I still have a baby tooth.  The technical term is "deciduous," but most of us call them baby teeth.  We get them very early in life, and like the leaves that fall from deciduous trees, a few short years later they get loose and fall out.  Even though we start getting them at six or seven when the replacements push the baby teeth away, the new ones are called "adult" teeth.

For whatever reason, an adult tooth never formed under one of my baby teeth, and with nothing pushing the process forward, my little deciduous tooth just hung in there...and hung in...and hung in. From the time I was a teenager, dentists have been telling me that I would lose it.  As some point in earlier adulthood, the tune changed to take good care of it so that it would last as long as possible.  I got that lecture less than a year ago from my current dentist.

Last month both my dentist and a periodontist told me it had to go. An infection under the tooth threatens other teeth, and apparently my heart and kidneys as well.  Since I feel like my little tooth has served me extraordinarily well, I can't really say I am sad or even surprised.  After all, this should have happened decades ago.

As I contemplate the demise of my stalwart servant, I keep coming back to my expectations.  Early on, I expected to lose the tooth.  Then at some point since it had been with me for so long, I expected to have it for the duration.  However, even when I was young and expecting it to fall out, I had never expected that there were be a gaping hole in my mouth.  I just never thought about what it would be like after I lost it.  For that matter, I hadn't thought about what I would do with it when it was no longer in my mouth.

I suppose that there are parents who save their children's teeth after the tooth fairy makes her visit. Mine were not among them.  I don't have a vial to which I can add this one when it comes out on Friday, but given the time it was part of me and the extraordinary service it rendered, I do feel like it should get some special recognition.

That's how this whole thing has led me back to one of my perpetual growth spots: gratitude.  In all the years that my tooth has served me, I have rarely thought about it and the service it was rendering.  I have certainly never thought about the richness it has added to my life.  Only when I am about to lose the tooth does it get the gratitude and appreciation that it has been due.

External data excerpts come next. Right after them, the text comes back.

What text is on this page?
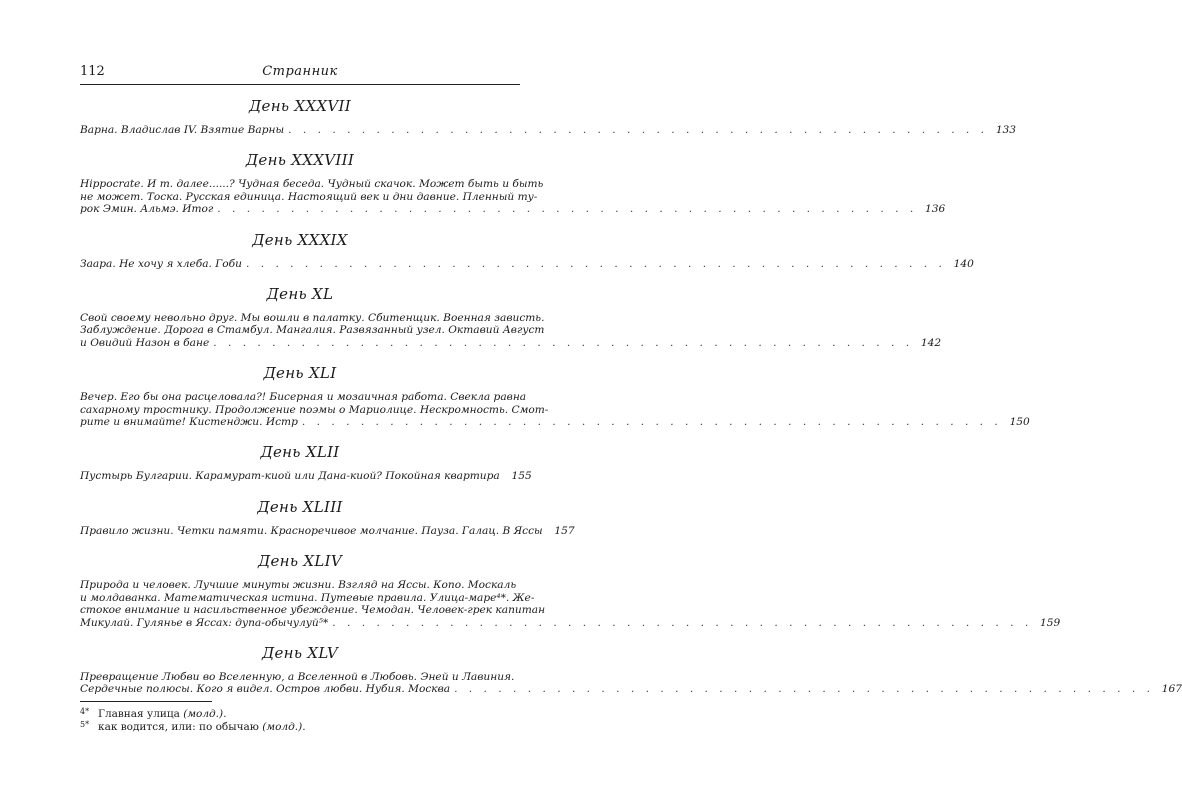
112	Странник
День XXXVII
Варна. Владислав IV. Взятие Варны . . . . . . . . . . . . . . . . . . . . . . . . . . . . . . . . . . . . . . . . . . . . . . . . 133
День XXXVIII
Hippocrate. И т. далее......? Чудная беседа. Чудный скачок. Может быть и быть
не может. Тоска. Русская единица. Настоящий век и дни давние. Пленный ту-
рок Эмин. Альмэ. Итог . . . . . . . . . . . . . . . . . . . . . . . . . . . . . . . . . . . . . . . . . . . . . . . . 136
День XXXIX
Заара. Не хочу я хлеба. Гоби . . . . . . . . . . . . . . . . . . . . . . . . . . . . . . . . . . . . . . . . . . . . . . . . 140
День XL
Свой своему невольно друг. Мы вошли в палатку. Сбитенщик. Военная зависть.
Заблуждение. Дорога в Стамбул. Мангалия. Развязанный узел. Октавий Август
и Овидий Назон в бане . . . . . . . . . . . . . . . . . . . . . . . . . . . . . . . . . . . . . . . . . . . . . . . . 142
День XLI
Вечер. Его бы она расцеловала?! Бисерная и мозаичная работа. Свекла равна
сахарному тростнику. Продолжение поэмы о Мариолице. Нескромность. Смот-
рите и внимайте! Кистенджи. Истр . . . . . . . . . . . . . . . . . . . . . . . . . . . . . . . . . . . . . . . . . . . . . . . . 150
День XLII
Пустырь Булгарии. Карамурат-киой или Дана-киой? Покойная квартира 155
День XLIII
Правило жизни. Четки памяти. Красноречивое молчание. Пауза. Галац. В Яссы 157
День XLIV
Природа и человек. Лучшие минуты жизни. Взгляд на Яссы. Копо. Москаль
и молдаванка. Математическая истина. Путевые правила. Улица-маре⁴*. Же-
стокое внимание и насильственное убеждение. Чемодан. Человек-грек капитан
Микулай. Гулянье в Яссах: дупа-обычулуй⁵* . . . . . . . . . . . . . . . . . . . . . . . . . . . . . . . . . . . . . . . . . . . . . . . . 159
День XLV
Превращение Любви во Вселенную, а Вселенной в Любовь. Эней и Лавиния.
Сердечные полюсы. Кого я видел. Остров любви. Нубия. Москва . . . . . . . . . . . . . . . . . . . . . . . . . . . . . . . . . . . . . . . . . . . . . . . . 167
4* Главная улица (молд.).
5* как водится, или: по обычаю (молд.).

My tooth is not unlike so many things in my life.  I pretty much took my mobility for granted until a disease threatened me with being a quadriplegic.  I had a good education and employment history so I just expected I'd always have a roof over my head and food in my belly...until my business went bust, and I didn't.  Later working for the federal government, I just pretty much assumed that the checks would keep coming until I decided for them to stop; when the government shut down for three week in 2013, I developed a whole new appreciation for the regularity of my paychecks and the benefits that came with them.

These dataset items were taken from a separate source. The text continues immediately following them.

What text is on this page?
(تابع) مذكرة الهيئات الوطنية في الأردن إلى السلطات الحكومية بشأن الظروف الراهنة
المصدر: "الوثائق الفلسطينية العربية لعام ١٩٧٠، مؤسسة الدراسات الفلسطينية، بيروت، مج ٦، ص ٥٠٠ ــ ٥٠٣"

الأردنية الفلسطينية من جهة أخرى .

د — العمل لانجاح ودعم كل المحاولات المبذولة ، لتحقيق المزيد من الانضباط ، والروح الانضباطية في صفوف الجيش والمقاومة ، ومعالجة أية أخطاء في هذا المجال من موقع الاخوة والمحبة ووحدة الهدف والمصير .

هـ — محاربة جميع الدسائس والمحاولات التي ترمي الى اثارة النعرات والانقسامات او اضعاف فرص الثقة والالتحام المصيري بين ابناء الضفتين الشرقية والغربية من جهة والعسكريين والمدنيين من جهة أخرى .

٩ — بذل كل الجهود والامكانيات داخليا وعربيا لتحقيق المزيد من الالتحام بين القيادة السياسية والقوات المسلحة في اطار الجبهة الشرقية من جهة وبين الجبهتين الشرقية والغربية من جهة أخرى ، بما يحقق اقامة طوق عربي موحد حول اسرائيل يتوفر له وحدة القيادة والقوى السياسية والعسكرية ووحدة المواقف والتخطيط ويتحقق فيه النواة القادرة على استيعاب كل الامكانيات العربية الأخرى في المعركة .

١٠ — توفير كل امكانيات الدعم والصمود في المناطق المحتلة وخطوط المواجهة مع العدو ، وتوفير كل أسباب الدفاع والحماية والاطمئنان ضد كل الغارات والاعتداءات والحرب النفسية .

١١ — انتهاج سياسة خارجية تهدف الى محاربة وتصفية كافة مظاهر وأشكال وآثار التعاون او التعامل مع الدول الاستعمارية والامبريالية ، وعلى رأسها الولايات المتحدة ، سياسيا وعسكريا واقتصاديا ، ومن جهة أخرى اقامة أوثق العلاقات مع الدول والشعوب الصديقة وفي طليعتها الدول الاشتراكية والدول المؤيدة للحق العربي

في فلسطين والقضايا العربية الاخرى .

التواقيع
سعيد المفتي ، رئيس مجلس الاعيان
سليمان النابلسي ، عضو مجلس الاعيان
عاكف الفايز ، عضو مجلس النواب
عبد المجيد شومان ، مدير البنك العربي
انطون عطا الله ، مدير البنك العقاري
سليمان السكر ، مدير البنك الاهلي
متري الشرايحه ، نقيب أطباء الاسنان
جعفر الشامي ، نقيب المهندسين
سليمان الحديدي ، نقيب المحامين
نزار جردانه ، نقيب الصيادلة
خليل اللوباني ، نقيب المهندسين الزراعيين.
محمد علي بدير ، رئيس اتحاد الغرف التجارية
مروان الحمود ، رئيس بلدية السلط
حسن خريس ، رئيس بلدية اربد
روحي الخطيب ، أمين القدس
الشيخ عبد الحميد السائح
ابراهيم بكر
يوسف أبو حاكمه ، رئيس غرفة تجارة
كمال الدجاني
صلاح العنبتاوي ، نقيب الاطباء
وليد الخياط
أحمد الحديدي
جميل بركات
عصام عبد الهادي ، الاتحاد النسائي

It has been the same with people in my life.  A friend that I saw three days early is suddenly dead.  I know that I didn't appreciate her the way I should.  Another that I used to talk with regularly met a man and took off on life's great adventure, and I miss our periodic talks.  An aunt, who is now in her late 80s, was very special to me when I was younger, and I've let our relationship devolve into a few phone calls a year.  When she is gone, I know that I will regret not valuing her more when she was alive.

Somehow the expectation that the people in my life will continue to be there is a faulty one.  Last Monday I had a drink and dinner with several friends who used to work with me.  We see each other two or three times a year now, and I realized after leaving them that they made me feel like being wrapped in a warm blanket.

Even though I didn't really want to return to my current job after my temporary assignment, I have really enjoyed reconnecting with some of my favorite clients and coworkers.  While not in the warm blanket category, I do value them, and I have certainly become aware that they value me.

Because gratitude seems like a perpetual spiritual lesson for me, I know that I will backslide on my commitment a few days or a few weeks from now.  Yet in the meantime, I am going to value being intentionally grateful for the people in my life...now...when I really can appreciate with them.

1 comment:

  1. Ahh gratitude for faithful servants... A very important practice. And, a visit from the tooth fairy is always good!